A Declaração Estratégica pôs a competição contra grandes potências num degrau acima do terrorismo, como a ameaça primordial que os EUA enfrentam; e, por implicação, que essa ameaça 'revisionista' à ordem global liderada pelos EUA tinha de ser contida. 

Os generais norte-americanos reclamaram que a dominação aérea global que sempre foi prerrogativa dos EUA, estava sendo erodida pela Rússia, que agia como 'criminosa incendiária' [antiestabilidade], ao mesmo tempo em que se apresentava como "bombeira" [na Síria]. O general Votel deixou implícito que a dominação dos EUA nos céus tinha de ser reafirmada.

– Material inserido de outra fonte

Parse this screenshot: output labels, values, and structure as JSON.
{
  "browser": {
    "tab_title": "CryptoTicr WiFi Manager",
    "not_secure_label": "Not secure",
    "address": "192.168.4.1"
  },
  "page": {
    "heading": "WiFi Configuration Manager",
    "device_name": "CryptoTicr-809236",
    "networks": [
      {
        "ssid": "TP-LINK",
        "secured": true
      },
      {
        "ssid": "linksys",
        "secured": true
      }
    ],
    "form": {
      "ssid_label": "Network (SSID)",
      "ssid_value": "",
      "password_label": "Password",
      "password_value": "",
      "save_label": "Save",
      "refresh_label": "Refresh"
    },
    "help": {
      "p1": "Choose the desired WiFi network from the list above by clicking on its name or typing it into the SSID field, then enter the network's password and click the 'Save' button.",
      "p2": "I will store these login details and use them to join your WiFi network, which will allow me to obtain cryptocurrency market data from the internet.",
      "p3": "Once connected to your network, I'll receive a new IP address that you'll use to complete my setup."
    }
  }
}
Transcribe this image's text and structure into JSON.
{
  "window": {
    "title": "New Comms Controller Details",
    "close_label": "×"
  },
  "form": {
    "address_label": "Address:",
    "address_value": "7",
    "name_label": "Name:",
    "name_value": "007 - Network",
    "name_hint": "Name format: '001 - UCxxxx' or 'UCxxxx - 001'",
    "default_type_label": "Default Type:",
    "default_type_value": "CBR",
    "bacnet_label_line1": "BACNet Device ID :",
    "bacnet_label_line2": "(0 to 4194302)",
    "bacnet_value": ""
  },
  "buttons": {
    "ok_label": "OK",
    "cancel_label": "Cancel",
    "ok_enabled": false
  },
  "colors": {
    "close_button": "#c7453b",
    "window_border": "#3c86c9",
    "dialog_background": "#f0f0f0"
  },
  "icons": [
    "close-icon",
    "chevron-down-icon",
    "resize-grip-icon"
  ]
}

Mas em movimento surpreendente que mudou todo o quadro estratégico e destruiu o plano de os EUA prenderem a Rússia num cerco de mísseis, tudo que os EUA estavam há muito tempo tentando impor à Rússia, o presidente Putin anunciou ontem que:


"Àqueles que nos últimos 15 anos dedicaram-se a acelerar a corrida armamentista e buscaram arrancar vantagens unilaterais contra a Rússia, impondo restrições e sanções – que são ilegais do ponto de vista da Lei Internacional –, com vistas a conter nosso desenvolvimento nacional, inclusive na área militar, digo o seguinte: – Tudo que vocês tanto tentaram impedir que acontecesse, com essa sua política ilegal, já aconteceu. Ninguém conseguiu conter a Rússia."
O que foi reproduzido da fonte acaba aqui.